Why nix?

A lot of people write a lot of confusing stuff about nix.

So here, we'll try to break it down, instead.

nix is "json on steroids"

In configuration management, you have a choice: data vs. language.

On stackoverflow, you'll be taught the "data" stance, because it's simple.

And all of a sudden you hit reality. Outside of a "lab" environment, you suddenly need to manage a varying degree of complexity.

So you need configuration combinators, or in other words a full blown language to efficiently render your configurations.

There are a couple of options, that you'll recognize if you've gotten serious about the configuration challenge, like:

• dhall
• cue
• jsonnet
• nickel

And there is nix, the language. In most aspects, it isn't hugely distinct from the others, but it has superpowers. Read on!

nix' superpowers

You know the concept of string interpolation.

Every time nix interpolates an identifier, there is something that you don't immediately see: it keeps a so called "string context" right at the site of interpolation. That string context holds a directed acyclic graph of all the dependencies that are required to make that string.

"Well, it's just a string; what on earth should I need to make a string?", you may say.

There is a special category of strings, so called "Nix store paths" (strings that start with /nix/store/...).

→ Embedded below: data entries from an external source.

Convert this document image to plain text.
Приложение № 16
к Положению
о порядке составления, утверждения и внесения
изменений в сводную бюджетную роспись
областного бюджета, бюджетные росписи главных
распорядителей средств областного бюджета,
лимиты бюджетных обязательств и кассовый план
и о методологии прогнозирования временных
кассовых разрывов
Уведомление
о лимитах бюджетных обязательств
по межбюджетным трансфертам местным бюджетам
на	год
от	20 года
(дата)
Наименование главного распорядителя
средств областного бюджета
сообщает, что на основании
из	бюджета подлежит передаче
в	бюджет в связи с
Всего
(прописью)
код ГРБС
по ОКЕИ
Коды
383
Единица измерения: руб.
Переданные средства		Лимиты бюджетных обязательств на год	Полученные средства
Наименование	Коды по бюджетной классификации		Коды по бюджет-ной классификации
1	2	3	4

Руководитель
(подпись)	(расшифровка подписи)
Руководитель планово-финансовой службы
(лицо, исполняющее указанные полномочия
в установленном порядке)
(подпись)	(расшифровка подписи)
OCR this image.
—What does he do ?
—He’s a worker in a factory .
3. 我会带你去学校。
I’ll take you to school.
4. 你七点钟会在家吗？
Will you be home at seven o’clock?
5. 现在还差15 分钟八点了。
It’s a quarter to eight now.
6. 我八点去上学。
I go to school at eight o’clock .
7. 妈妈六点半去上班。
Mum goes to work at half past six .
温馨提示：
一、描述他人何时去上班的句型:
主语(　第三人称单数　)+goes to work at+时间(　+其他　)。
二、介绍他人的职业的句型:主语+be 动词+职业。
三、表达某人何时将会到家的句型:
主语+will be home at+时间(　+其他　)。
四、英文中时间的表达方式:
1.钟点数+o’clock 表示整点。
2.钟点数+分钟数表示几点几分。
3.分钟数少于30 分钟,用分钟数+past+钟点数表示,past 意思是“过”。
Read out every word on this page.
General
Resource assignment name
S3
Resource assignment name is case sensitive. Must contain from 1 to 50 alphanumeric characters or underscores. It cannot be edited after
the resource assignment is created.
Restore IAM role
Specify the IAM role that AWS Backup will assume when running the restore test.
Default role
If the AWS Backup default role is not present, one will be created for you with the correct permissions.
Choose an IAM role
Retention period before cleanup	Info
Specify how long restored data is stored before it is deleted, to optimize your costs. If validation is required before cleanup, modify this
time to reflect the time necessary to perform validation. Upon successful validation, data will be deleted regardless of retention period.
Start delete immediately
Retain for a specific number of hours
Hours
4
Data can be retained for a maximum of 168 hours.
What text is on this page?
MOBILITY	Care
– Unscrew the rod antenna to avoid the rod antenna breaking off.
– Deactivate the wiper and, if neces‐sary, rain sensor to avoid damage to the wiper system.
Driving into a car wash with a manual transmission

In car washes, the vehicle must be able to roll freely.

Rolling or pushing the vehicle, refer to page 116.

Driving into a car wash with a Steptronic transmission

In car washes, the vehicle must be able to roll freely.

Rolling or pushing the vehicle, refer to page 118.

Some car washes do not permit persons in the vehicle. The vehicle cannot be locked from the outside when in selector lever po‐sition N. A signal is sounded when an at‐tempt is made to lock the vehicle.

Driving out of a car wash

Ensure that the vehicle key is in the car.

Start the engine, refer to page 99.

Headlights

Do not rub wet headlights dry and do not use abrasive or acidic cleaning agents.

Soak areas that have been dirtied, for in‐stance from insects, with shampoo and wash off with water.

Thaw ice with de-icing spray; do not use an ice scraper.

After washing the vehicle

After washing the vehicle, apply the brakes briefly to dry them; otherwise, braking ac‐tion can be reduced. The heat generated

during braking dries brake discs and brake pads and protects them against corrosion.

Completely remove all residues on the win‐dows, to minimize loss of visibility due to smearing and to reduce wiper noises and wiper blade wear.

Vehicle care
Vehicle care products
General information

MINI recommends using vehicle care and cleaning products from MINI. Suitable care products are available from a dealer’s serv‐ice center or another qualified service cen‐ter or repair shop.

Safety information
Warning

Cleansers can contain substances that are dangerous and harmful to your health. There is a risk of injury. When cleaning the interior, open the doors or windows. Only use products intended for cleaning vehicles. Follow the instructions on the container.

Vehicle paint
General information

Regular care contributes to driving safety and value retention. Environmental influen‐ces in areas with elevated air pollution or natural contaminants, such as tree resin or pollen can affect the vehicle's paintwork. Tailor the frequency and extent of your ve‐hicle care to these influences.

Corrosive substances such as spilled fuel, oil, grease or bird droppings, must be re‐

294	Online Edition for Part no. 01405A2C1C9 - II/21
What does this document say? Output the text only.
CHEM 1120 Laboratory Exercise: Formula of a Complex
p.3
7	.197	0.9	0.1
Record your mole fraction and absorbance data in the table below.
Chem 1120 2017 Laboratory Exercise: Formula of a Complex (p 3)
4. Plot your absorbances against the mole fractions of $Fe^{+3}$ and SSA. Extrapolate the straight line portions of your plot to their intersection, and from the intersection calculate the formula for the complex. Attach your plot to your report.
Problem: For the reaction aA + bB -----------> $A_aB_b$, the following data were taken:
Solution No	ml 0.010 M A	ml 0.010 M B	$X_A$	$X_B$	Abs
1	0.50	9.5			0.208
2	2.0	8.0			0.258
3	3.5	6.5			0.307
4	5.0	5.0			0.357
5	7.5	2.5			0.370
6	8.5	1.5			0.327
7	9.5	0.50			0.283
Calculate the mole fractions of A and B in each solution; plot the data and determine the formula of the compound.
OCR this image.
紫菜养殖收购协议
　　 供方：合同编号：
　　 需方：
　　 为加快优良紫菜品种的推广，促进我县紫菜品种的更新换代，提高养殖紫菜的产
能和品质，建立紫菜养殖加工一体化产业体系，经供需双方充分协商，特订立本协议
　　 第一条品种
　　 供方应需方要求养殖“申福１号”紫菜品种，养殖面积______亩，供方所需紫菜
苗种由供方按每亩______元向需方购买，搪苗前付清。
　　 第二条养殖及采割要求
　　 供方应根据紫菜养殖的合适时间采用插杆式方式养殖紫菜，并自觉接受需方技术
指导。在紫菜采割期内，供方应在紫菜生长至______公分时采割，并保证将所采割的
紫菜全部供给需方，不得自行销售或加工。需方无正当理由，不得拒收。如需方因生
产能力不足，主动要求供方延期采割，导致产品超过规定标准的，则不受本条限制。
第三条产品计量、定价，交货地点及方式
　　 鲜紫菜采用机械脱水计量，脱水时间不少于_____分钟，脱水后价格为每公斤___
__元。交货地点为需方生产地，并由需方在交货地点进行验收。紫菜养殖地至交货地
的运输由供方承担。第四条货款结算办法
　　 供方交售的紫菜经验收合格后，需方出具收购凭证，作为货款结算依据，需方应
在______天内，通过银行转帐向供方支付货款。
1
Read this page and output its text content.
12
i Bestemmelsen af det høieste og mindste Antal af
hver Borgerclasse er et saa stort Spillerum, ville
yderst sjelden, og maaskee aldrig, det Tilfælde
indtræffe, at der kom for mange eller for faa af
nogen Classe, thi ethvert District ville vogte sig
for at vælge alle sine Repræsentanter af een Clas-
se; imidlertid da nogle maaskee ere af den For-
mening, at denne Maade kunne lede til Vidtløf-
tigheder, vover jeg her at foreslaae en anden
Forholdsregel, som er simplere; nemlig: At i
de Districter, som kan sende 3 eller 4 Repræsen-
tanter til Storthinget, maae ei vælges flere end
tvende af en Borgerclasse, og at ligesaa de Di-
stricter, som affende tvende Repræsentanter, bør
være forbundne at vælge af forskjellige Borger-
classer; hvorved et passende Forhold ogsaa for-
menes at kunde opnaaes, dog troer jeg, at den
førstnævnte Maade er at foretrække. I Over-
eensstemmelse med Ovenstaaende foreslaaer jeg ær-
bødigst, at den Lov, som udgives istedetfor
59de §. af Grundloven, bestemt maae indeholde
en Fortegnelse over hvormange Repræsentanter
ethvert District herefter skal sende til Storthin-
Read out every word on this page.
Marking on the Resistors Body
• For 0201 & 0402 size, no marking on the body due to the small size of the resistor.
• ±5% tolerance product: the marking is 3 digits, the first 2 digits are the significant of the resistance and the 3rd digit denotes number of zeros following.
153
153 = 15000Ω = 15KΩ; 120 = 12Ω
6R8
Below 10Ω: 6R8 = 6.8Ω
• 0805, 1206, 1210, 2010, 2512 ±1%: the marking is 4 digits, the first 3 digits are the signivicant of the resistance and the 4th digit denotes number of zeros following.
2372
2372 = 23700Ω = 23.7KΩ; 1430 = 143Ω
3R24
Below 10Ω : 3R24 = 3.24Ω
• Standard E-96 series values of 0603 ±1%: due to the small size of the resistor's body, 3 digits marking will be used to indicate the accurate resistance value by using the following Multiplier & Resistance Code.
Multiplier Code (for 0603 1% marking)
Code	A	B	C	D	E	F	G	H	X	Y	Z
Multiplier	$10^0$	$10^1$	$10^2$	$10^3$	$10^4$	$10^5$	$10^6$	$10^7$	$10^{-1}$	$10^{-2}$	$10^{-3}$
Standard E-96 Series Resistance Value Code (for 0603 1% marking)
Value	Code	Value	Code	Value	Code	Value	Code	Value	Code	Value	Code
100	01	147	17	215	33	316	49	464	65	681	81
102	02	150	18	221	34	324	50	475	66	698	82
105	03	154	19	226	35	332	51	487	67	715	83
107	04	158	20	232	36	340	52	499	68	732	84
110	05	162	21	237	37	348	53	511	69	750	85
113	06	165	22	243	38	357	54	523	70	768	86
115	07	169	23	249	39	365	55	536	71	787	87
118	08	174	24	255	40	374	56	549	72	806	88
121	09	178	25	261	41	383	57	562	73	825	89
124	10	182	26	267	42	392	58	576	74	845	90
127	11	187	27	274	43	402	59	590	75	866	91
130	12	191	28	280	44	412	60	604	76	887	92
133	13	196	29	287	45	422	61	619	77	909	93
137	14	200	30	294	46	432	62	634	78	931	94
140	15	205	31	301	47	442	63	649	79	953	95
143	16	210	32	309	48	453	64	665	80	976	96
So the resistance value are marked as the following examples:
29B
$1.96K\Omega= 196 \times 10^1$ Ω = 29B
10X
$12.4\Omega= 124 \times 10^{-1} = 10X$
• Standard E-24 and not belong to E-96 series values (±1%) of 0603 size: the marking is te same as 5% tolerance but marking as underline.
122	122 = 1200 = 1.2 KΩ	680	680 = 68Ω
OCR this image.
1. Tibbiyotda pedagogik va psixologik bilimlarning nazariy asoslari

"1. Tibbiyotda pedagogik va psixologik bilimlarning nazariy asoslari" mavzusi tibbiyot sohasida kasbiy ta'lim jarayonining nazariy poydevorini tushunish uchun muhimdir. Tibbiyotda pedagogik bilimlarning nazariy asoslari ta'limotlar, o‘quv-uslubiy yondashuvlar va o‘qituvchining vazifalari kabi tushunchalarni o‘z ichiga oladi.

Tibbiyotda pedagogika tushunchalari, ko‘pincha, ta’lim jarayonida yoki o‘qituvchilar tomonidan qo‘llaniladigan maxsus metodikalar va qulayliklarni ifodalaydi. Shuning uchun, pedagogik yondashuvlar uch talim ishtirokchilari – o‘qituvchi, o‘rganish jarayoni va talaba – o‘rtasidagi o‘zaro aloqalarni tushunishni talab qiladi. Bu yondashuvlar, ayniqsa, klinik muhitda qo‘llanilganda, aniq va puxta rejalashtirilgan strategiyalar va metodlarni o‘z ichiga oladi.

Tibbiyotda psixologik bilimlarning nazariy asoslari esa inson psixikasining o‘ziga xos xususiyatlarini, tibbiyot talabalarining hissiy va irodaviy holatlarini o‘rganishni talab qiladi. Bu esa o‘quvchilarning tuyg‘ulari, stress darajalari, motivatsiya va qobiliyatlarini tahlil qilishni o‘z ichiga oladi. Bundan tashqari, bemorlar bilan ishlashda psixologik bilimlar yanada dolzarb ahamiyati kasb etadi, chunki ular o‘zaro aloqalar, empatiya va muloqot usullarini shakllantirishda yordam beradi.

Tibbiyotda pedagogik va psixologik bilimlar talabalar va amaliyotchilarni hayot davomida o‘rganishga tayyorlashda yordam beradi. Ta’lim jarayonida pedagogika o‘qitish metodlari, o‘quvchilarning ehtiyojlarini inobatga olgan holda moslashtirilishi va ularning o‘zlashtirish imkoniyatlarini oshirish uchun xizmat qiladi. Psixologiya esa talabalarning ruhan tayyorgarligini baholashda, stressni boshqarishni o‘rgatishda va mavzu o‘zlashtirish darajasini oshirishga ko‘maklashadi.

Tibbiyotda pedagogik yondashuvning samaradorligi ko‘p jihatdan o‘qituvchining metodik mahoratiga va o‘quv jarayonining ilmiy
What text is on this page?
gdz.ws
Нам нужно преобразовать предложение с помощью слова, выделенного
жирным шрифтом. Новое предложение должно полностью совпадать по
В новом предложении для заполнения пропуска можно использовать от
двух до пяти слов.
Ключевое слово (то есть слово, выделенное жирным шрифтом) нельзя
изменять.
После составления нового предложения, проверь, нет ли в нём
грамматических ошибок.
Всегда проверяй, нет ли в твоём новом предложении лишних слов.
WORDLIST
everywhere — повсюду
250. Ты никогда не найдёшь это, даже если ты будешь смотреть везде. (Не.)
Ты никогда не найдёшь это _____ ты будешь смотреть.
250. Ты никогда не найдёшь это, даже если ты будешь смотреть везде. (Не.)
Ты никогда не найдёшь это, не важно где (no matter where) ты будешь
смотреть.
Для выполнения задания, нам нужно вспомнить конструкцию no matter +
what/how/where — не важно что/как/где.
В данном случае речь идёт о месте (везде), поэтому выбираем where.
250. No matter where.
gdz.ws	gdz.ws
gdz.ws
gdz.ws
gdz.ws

These store paths represent build artifacts that are content addressed ahead-of-time through the inputs of an otherwise pure build function, called derivation.

When you finally reify (i.e. "build") your string interpolation, then all these Nix store paths get build as well.

This might be a bit of a mind-boggling angle, but after a while, you may realize:

• Nix is a massive build pipeline that tracks all things to their source.
• In their capacity as pure build functions, derviations build reproducibly.
• Reproducible builds are the future of software supply chain security, among other things.
• You'll start asking: "who the heck invented all that insecure nonsense of opaque binary registries? Shouldn't have those smart people have known better?"
• And from this realization, there's no coming back.
• And you'll have joined the European Union, banks and blockchain companies who also realized: we need to fix our utterly broken and insecure build systems!
• By that time, you'll have already assimilated the legendary Ken Thompson's "Reflections on Trusting Trust".